Dario Argento, le maître absolu

Bien que le giallo soit lié à toute une série de réalisateurs qui ont touché de près ou de loin au genre, un nom lui est resté à jamais associé, celui de Dario Argento. Le cinéaste a passé l’entièreté de sa carrière dévoué au cinéma de genre, usant du giallo pour mettre en image ses plus profondes visions macabres et délires sanglants. Ses films témoignent  de son amour pour le genre et surtout de la façon dont celui-ci s'est construit, Argento ayant réussi à institutionnaliser les codes dont il a usé pour structurer et confectionner ses films. Il a toujours cherché à explorer le genre en profondeur par des expérimentations sensitives, mais également par la voie des capacités techniques qui lui étaient mises à profit sur chaque projet (c'est d'ailleurs pour cela qu'il a tourné le film Dracula en 3D l'année dernière).

Ses deux films les plus emblématiques du Giallo sont sans doute L'Oiseau au plumage de Cristal (L'Uccello dalle piume di cristallo, 1970), première étape majeure de sa carrière dont une illustration est proposée ci-dessus, et Les Frissons de l'angoisse (Profondo Rosso, 1975) dans lequel il inclut à son intrigue policière des éléments « issus du rêve et de la fantaisie »2.

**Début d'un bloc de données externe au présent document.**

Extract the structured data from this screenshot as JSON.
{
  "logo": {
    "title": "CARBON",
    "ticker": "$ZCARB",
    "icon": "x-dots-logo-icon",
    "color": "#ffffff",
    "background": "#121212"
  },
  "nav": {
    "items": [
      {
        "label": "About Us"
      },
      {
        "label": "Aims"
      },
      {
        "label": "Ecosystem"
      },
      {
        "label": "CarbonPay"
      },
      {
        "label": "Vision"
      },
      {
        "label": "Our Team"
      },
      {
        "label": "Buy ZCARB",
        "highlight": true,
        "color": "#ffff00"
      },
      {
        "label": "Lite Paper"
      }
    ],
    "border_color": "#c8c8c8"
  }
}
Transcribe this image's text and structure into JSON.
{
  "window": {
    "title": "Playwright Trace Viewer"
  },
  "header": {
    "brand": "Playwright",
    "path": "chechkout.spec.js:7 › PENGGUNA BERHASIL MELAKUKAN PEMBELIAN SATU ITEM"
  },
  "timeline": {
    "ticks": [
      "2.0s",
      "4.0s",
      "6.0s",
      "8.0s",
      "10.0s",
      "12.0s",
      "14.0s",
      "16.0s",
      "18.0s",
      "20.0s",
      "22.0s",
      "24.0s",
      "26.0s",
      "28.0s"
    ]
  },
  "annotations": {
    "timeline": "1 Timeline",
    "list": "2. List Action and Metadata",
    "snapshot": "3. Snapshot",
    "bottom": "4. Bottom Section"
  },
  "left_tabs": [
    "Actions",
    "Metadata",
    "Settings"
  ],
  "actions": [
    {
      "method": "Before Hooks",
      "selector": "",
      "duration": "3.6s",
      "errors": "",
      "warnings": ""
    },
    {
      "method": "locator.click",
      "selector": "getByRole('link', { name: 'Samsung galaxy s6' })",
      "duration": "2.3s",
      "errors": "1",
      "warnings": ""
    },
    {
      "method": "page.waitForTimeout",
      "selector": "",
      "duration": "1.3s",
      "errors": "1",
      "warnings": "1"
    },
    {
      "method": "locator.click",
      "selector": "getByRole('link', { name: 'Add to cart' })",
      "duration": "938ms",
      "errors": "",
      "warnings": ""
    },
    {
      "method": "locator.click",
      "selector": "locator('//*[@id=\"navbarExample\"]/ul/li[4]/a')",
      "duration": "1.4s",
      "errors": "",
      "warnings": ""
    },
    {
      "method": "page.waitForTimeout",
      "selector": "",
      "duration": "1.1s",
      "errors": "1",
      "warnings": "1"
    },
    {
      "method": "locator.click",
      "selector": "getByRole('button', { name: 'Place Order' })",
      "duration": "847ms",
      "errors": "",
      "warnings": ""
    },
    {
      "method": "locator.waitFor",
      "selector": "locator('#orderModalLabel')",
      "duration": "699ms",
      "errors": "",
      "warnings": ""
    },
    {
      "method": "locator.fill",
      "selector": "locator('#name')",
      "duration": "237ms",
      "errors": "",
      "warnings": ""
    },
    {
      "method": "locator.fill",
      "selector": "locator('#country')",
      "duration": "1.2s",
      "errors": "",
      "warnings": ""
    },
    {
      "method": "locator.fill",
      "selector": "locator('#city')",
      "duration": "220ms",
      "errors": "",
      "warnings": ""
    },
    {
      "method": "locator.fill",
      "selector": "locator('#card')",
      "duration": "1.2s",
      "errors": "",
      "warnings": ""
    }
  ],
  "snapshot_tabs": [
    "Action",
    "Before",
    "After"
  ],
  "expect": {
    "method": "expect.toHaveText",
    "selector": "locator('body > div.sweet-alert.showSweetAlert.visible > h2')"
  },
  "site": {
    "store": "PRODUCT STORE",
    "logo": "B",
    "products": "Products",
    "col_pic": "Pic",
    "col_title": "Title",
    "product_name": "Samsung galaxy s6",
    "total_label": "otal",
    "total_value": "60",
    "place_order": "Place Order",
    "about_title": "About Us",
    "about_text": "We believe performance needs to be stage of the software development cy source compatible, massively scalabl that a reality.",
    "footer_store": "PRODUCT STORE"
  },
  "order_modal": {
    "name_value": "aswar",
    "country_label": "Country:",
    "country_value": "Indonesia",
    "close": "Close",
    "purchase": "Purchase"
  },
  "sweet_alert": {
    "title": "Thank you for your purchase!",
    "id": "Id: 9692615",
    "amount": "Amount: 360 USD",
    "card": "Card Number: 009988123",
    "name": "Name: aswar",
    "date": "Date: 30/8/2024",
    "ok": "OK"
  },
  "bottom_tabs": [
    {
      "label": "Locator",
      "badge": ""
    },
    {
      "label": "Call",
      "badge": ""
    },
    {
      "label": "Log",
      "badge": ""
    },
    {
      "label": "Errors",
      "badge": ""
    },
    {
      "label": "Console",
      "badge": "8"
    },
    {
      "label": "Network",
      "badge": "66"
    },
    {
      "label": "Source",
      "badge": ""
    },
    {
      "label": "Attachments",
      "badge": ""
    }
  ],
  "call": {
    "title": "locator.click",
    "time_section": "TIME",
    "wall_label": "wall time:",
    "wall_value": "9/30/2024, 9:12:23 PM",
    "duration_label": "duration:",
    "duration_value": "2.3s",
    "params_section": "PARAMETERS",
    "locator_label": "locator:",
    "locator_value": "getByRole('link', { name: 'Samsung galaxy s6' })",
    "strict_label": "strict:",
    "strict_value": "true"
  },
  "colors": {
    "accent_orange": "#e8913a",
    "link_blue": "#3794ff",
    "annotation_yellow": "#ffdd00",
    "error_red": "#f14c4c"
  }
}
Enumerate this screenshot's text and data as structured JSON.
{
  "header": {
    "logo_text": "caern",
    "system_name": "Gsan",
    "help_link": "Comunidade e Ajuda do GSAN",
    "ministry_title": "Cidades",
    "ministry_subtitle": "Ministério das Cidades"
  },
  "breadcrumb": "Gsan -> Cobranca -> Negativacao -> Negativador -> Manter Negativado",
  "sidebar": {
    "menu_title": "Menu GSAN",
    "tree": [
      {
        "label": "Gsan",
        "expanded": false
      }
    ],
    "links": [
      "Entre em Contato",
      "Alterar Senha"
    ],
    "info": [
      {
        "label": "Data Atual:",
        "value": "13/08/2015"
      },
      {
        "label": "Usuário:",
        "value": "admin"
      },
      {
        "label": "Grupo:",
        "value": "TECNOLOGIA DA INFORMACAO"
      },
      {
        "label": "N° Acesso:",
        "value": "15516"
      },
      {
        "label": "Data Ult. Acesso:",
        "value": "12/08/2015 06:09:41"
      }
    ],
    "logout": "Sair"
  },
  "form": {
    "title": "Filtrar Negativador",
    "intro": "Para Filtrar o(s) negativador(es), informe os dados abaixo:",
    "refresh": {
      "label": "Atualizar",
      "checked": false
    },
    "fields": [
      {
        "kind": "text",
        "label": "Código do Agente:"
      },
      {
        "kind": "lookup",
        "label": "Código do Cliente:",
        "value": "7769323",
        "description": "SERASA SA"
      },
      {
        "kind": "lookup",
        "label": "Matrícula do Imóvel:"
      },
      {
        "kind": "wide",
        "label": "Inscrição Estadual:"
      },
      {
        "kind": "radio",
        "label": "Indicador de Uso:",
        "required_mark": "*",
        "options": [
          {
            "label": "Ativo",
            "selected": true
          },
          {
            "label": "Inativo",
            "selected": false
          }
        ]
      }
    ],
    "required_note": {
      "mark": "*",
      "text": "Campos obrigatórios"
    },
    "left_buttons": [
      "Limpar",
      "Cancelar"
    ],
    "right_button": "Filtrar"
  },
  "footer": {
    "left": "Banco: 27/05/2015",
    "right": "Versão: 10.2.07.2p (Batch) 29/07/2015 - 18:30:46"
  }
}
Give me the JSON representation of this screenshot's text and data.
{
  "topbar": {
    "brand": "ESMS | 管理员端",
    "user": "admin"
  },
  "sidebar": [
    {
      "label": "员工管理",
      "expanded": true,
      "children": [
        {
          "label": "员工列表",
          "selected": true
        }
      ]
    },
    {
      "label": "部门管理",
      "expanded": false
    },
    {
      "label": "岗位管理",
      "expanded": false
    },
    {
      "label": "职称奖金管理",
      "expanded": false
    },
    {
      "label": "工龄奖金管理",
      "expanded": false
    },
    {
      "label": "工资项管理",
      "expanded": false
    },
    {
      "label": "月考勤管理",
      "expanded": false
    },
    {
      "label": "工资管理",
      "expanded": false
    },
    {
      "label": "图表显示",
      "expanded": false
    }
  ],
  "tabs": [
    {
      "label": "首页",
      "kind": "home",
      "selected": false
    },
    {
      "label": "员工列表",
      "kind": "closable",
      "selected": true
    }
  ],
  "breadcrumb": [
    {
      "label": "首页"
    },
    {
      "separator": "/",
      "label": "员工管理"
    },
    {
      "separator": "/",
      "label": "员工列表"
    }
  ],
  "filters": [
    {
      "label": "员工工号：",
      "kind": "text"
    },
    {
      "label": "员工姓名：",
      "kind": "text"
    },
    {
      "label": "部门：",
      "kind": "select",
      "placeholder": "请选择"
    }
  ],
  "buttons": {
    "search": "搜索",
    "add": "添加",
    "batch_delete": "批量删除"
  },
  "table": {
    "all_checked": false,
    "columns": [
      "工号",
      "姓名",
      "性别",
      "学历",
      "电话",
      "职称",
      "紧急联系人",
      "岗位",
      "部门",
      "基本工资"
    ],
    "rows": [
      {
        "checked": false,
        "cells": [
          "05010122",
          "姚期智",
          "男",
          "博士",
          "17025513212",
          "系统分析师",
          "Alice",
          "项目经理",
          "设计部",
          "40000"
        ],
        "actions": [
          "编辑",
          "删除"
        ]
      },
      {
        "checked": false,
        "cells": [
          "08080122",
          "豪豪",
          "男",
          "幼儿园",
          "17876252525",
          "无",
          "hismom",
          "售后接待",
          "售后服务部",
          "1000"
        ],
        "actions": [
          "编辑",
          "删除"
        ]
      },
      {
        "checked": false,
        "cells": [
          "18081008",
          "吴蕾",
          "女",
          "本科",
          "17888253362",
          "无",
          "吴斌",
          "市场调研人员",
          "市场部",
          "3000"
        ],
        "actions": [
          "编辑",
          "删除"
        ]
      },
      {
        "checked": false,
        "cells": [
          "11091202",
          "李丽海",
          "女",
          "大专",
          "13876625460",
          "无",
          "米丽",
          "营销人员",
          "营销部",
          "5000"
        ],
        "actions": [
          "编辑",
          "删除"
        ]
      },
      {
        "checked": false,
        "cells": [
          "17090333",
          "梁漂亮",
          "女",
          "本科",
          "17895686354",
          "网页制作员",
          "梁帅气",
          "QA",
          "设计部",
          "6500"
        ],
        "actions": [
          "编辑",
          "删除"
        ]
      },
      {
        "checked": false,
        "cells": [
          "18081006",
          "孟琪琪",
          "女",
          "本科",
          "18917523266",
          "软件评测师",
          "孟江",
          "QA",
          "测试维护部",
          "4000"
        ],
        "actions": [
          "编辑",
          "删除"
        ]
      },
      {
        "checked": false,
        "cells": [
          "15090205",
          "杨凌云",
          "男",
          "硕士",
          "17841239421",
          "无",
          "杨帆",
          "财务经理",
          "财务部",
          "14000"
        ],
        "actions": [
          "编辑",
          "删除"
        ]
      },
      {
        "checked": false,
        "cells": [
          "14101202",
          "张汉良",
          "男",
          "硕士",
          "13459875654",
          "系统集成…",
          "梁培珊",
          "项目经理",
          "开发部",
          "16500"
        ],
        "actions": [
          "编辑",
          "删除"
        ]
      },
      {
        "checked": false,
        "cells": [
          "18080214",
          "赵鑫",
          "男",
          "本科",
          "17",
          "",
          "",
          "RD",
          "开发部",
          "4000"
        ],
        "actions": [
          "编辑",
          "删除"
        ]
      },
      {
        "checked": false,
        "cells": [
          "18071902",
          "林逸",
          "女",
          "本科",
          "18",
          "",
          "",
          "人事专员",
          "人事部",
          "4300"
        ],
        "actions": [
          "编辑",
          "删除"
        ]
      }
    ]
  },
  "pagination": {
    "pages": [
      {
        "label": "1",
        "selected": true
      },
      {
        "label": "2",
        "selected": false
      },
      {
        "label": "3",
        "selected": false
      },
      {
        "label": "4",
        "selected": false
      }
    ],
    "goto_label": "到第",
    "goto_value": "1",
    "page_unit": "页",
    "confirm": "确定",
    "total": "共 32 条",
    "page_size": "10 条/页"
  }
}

C'est ainsi qu'Argento se détache (temporairement) du cadre réaliste du Giallo, rejetant le côté rationnel de ses premiers longs-métrages. Détournant cette logique, Argento va véritablement mettre en image sa propre conception du genre auquel il insuffle ses pensées les plus folles. Son film Suspiria (1977) constitue sans nul doute le modèle en la matière, le film jouant sur les codes du Giallo (le tueur, les ambiances baroques...) en évoluant en dehors de toute rationalité. Le surnaturel emboîtant le pas au récit, Argento situe son film aux frontières du thriller fantastique et de l'horreur pure.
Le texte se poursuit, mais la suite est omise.